City of Miami v. Bank of America
City of Miami v. Bank of America

Miami claims that while it was not the direct victim of the banks’ discriminatory practices — those would be the borrowers themselves — it was directly harmed because they reduced its tax base as people stopped paying as much in property taxes, while at the same time they increased the need for the city to spend money on services to respond to vacant properties and blight as the foreclosure crisis took hold. It says it can document millions of dollars it lost through depressed revenue and higher spending.

That, the city contends, gives it the standing to sue the banks for discriminatory lending practices under the Fair Housing Act, claiming that it was directly harmed.

“It created a budgetary crisis for us,” said Francis Suarez, a city commissioner. The city claims that it nearly had to declare bankruptcy, and it was forced to turn to an emergency law so that it could impose a hiring freeze and salary reduction for city employees.


The banks, for their part, have argued that the city shouldn’t be allowed to bring its lawsuit because it wasn’t the direct victim of any potential discrimination.

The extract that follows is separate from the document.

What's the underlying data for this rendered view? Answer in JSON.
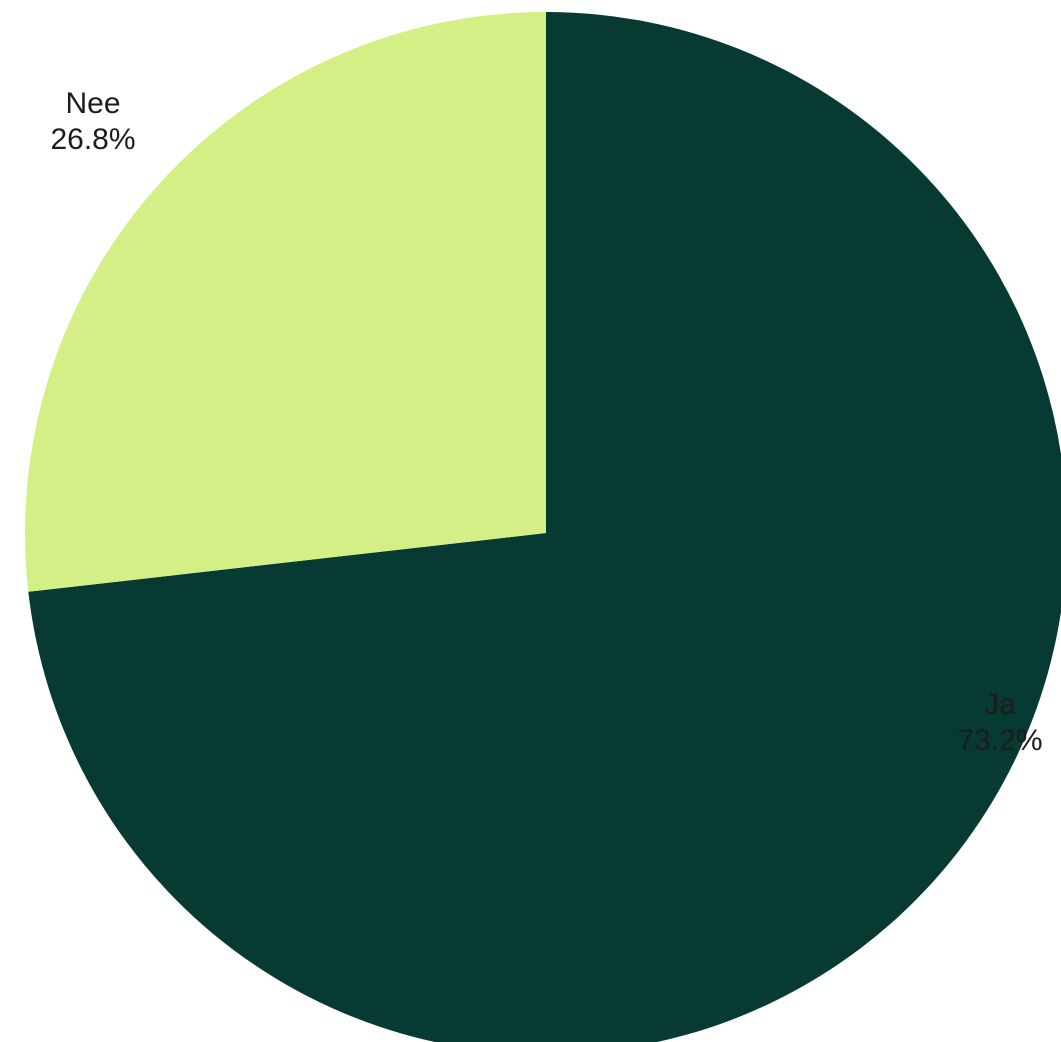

“We stand behind our record as a fair and responsible lender, and will continue to focus on helping customers succeed financially and expanding homeownership in Florida and across the United States,” Tom Goyda, senior vice president of communications at Wells Fargo, said in a statement. “As we have said since the lawsuit was filed, it is unfortunate that the city has opted for this route instead of ongoing collaboration with us to bring continued support to customers.” Bank of America could not be reached for comment.

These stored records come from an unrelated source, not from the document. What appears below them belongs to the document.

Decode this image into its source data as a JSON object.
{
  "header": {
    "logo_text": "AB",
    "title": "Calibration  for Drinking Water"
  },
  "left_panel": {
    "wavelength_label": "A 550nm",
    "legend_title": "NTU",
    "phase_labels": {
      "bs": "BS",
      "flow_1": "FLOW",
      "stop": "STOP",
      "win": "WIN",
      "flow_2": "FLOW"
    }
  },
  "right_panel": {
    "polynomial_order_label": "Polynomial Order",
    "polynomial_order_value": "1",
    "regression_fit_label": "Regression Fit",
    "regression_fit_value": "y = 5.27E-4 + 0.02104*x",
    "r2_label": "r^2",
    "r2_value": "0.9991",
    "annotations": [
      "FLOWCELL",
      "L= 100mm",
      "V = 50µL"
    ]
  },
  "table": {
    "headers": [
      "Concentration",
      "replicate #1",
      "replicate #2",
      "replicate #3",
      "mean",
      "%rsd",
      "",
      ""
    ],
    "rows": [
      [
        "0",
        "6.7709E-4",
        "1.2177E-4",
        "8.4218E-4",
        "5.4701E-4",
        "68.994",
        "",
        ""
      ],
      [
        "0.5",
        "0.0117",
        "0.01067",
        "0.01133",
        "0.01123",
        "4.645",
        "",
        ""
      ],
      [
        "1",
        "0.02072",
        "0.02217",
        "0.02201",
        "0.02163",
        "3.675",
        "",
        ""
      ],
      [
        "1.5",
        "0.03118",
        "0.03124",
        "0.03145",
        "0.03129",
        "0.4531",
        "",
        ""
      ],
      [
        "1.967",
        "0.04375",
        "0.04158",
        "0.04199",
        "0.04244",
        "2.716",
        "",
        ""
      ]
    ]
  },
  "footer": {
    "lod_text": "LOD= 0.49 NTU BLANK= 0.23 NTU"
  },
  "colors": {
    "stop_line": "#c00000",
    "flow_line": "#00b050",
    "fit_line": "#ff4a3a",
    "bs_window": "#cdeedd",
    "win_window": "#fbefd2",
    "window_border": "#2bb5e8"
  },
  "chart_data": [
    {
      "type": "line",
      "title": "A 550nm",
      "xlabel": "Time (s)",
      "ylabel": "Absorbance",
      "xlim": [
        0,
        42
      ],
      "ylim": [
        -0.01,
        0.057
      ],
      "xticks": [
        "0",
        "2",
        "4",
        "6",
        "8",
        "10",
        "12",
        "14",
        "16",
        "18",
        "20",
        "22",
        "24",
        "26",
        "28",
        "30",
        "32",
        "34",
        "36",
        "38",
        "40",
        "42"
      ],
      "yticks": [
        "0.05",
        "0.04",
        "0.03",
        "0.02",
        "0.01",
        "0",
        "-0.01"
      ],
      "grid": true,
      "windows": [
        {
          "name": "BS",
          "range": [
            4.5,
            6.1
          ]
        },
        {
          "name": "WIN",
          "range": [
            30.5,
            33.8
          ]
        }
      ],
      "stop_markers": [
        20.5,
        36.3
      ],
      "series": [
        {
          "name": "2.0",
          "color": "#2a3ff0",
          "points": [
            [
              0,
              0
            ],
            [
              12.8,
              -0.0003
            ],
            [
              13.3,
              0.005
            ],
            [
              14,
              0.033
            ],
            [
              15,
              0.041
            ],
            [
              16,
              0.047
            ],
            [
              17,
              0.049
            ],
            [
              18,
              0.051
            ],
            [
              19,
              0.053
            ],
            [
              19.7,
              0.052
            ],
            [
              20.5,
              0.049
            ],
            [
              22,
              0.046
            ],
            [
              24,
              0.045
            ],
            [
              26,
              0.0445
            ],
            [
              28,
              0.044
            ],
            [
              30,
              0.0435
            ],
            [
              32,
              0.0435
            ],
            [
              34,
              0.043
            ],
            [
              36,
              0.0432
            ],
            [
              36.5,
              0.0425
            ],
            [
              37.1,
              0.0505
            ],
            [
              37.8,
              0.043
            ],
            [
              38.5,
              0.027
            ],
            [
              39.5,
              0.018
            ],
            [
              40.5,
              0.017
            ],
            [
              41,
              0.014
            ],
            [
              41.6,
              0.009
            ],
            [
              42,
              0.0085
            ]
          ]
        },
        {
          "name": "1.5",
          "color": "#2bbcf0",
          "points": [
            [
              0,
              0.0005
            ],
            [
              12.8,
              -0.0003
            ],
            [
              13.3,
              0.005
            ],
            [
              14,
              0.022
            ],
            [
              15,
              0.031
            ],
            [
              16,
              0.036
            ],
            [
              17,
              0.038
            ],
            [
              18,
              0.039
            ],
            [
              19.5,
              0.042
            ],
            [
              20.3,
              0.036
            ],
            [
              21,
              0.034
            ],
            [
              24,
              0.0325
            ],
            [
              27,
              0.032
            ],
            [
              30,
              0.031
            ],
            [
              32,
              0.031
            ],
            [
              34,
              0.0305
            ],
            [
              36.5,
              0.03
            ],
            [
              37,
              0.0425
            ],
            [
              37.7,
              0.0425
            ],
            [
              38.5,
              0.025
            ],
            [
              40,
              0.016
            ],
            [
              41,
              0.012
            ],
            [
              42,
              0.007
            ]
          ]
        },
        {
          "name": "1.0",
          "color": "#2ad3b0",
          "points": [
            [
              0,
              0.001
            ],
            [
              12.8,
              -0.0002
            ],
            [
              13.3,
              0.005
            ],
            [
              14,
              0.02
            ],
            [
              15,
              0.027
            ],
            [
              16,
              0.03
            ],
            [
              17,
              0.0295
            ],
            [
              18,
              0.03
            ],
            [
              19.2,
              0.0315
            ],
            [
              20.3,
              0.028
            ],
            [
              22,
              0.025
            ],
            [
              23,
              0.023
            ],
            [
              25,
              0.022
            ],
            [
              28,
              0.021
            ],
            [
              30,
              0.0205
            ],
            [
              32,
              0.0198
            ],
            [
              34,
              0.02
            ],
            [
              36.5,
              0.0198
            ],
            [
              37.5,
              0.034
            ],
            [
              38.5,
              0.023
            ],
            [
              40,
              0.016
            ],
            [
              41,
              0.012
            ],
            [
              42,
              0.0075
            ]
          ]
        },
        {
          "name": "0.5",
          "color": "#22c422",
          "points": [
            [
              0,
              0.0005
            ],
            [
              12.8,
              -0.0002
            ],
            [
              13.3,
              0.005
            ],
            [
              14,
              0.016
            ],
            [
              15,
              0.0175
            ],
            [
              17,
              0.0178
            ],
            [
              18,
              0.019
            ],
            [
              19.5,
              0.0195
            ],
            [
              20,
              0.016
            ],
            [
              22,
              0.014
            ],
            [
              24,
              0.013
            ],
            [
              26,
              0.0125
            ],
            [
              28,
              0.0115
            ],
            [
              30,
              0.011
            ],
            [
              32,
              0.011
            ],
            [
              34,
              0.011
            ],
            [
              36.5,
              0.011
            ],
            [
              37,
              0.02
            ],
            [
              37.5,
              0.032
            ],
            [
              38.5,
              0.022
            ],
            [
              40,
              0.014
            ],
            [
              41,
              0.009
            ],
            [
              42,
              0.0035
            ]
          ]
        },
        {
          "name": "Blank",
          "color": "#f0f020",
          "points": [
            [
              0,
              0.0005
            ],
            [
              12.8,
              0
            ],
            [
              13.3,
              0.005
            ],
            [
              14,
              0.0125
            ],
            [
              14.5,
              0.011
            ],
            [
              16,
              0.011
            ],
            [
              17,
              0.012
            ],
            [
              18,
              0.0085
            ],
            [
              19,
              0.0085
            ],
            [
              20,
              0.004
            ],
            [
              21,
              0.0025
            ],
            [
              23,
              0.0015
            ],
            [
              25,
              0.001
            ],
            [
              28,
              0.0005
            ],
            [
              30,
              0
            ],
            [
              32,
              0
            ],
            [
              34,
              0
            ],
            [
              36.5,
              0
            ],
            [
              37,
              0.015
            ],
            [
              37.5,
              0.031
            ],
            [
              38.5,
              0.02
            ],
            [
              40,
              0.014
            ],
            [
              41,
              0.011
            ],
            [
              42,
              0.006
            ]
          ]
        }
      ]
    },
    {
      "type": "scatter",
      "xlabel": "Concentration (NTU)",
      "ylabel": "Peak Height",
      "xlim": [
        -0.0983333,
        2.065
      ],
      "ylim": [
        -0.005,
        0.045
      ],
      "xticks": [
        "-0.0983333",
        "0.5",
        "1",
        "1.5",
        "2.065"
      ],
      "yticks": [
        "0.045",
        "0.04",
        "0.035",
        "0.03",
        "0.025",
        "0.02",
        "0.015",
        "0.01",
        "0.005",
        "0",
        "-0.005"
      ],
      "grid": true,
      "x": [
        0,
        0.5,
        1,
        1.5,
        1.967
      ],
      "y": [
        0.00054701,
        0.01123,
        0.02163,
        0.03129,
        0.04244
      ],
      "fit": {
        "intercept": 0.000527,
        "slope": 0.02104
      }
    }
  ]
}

But Miami argues that it is also suing to benefit the residents who were victims of these lending schemes themselves as a way to redress discrimination. “We have a responsibility on behalf of our residents… to hold these large institutions responsible for their practices that harm our residents,” Suarez said.

And they argue they have plenty of legal standing to bring the case under the Fair Housing Act. “This is a bedrock principle of jurisprudence,” said Morgan Williams, general counsel at the National Fair Housing Alliance, which has supported Miami’s lawsuit. “This is the status quo and law of the land.”

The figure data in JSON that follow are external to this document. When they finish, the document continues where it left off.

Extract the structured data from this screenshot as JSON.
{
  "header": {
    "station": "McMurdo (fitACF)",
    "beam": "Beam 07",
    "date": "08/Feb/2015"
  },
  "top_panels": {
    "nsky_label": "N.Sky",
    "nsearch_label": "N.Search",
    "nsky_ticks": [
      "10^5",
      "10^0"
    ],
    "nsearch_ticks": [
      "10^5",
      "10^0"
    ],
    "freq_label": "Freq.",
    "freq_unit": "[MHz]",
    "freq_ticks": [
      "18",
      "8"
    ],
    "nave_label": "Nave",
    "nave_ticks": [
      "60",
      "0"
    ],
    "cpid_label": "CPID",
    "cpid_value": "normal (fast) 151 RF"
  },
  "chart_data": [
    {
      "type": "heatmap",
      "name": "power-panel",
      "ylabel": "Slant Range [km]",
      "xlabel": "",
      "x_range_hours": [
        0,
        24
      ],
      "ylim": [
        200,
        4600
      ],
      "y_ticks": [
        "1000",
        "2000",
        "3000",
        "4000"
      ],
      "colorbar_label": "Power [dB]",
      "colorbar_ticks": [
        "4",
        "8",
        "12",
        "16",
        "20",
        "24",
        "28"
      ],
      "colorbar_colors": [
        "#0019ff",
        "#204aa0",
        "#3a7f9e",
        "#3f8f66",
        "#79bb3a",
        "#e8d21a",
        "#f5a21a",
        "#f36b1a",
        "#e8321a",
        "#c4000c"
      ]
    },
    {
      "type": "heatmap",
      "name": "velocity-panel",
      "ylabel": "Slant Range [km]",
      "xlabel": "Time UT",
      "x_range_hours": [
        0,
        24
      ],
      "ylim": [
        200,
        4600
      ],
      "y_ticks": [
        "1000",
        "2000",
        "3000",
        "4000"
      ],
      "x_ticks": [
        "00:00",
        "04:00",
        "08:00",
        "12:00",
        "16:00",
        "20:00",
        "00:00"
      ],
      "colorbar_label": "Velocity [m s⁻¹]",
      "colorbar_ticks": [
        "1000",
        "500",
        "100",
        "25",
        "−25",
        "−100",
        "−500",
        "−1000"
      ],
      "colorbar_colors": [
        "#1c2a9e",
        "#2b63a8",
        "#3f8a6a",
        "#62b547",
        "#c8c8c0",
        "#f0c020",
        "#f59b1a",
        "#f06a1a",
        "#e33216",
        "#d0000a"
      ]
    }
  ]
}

“There has been little effort to hold them accountable.”

For the city to prevail and continue its lawsuit, it will have to convince the Supreme Court justices that it has standing to bring its case under the Fair Housing Act as an “aggrieved person” and that the banks’ discriminatory lending was the cause of its financial suffering. While a decision won’t come out until the spring, it seems that the city may well prevail.


Any monetary damages gained through the suit, Suarez said, would be used to maintain infrastructure that has gone neglected during the budget crisis and give tax relief to struggling residents. “There’s a variety of ways that our city and our city residents will benefit directly if we win the lawsuit,” he said. “Hopefully it will get us one step closer to redressing the harms that were done.”

If Miami succeeds, other cities may want to look into whether they could bring similar claims to hold banks accountable and get compensation for potential damage they suffered. “Any actions that can be taken to redress that harm… that’s steps that should be taken,” Williams said.

And the backers of the lawsuit argue that is particularly important because not enough has been done to hold banks accountable for their role in the foreclosure crisis. While banks have been made to pay up in high-profile settlements with the government, the fine print meant that the amounts banks actually had to pay were much smaller than the headlines. They also didn’t have to admit wrongdoing and few individuals were held accountable. Meanwhile, it is difficult and costly for the individual borrowers who may have been harmed to bring lawsuits themselves.

“There has been little effort to hold them accountable,” said Lisa Rice, executive vice president at the National Fair Housing Alliance. “It would be a blow to the trust that the public has in our justice system if the Supreme Court does not send a strong message that at least the people who have been harmed by these toxic mortgages will have their day in court. They need to have their day in court.”